Странно, удивительно ощущать трепет маленькой руки в своей руке. Даже если эта рука в варежке. Я помню, как в детстве у меня на ладони бился птенец, которого я подобрала. Он выпал из гнезда. Я ему объясняла: ты не бойся, я же тебя люблю, я же тебе плохо не сделаю. А он не понимал. И, маленький, теплый, перекатывался в моей руке. Билось короткое птичье крыло, щекотало ладонь. Он защищался, клевал руку. Моя память забыла об этом, а ладонь помнит.
Детская рука в варежке билась в моей руке, мои пальцы отвечали: я люблю тебя, я тут. Но Анина рука не слышала. И, как тогда, была беспомощна моя любовь. Аня плакала и не хотела слышать утешений. И все, все были виноваты в том, что не она, а какая-то Маруся вдруг увидела на экране своего отца.
– Галина Константиновна! – окликнули сзади.
Мы остановились. Нас догонял какой-то человек. Это был Федотов, директор завода металлоизделий.
Я протянула ему левую руку, правой я держала за руку Аню.
– Левая? Ближе к сердцу? – сказал Федотов. – Эх, вы… Не приходили… А Киев-то, Киев, а?
Я ответила:
– Освободили каштаны. И Владимирскую горку.
– Вот возьму и заплачу, – сказал он.
– Выдержу, – ответила я. – Вы сегодня не единственный плачете. Наши киевские меня второй день слезами обливают. А вам стыдно, вы большой.
– Вам стыдно, не мне, – сказал он, глядя мне прямо в глаза. И от этого прямого взгляда легче было слышать то, что он говорил. – Вам стыдно… Испугалась… Не ходит… Да будто я на фронте не был. Да будто я товарища уважать не могу. Да будто уж я не такой же военный, как и он.
– Простите меня, – сказала я.
И он ответил мне странно:
– Молодец, за правду люблю.
…Мы уже подходили к дому, когда Аня сказала:
– Счастливая та Маруська. Ладно, не буду я ей больше завидовать. Может, и мне выпадет счастье, а, Галина Константиновна?

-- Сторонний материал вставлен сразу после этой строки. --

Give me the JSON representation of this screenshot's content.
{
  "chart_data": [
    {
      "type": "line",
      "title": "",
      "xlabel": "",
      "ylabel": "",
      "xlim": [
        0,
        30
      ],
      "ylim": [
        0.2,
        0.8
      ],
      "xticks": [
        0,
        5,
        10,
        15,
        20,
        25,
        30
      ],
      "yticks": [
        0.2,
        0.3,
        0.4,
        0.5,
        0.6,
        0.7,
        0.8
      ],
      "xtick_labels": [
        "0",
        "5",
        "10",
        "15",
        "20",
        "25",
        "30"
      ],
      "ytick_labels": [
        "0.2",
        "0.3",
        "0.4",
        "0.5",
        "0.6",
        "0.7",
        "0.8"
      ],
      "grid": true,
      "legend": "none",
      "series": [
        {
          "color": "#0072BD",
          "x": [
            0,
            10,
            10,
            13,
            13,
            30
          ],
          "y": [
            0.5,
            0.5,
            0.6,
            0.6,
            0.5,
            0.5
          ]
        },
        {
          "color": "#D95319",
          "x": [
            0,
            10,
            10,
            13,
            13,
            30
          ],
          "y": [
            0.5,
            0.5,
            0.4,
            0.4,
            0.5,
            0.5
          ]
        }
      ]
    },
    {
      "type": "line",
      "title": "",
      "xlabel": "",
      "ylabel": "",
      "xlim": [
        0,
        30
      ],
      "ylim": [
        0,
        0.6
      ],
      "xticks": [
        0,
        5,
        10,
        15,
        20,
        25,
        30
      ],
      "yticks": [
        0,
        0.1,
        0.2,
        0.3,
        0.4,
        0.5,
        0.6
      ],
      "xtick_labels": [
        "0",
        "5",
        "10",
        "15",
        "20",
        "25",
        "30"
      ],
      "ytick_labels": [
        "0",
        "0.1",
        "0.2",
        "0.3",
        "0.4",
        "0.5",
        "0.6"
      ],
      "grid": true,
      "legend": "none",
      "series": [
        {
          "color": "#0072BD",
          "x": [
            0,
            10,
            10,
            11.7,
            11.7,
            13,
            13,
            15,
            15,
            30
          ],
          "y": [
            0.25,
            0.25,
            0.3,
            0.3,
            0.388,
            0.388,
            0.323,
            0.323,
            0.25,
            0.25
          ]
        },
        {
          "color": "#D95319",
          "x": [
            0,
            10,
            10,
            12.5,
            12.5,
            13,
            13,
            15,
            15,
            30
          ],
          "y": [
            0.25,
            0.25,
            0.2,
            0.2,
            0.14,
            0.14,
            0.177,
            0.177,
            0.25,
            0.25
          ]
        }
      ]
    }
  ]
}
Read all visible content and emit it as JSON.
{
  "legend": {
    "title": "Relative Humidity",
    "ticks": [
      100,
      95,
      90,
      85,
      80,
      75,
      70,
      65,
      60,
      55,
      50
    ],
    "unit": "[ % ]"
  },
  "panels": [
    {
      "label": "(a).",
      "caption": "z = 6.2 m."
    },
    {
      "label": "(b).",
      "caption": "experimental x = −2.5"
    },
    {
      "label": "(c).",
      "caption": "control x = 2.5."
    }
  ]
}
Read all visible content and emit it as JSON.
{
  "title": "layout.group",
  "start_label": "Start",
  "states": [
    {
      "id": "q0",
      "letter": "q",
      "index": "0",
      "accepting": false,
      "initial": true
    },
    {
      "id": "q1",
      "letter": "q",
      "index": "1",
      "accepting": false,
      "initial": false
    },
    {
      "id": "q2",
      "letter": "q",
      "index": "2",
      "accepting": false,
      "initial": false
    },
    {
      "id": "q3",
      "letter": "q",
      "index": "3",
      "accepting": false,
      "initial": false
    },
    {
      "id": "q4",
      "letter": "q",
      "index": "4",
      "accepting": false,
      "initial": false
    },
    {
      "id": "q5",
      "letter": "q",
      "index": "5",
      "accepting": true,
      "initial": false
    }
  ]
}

И маленькая рука больше не билась в моей руке. Притихла, сдалась, согрелась.
* * *Заозерск. Назаметная улица. Детдом.
Евгению Авдеенко.
Женька, друг!
Сроду никому не писала писем. Да и некому было. И не чем. А сейчас хочу тебе сказать: не зря ты меня тогда с рельсов стащил. Тут дни горячие, сам понимаешь – фронт. Как в песне поем: до смерти четыре шага. Смерть – черт с ней, не боюсь. А жить хочу. Спасибо тебе, Женя, большое. И ты знай я тебя не подведу.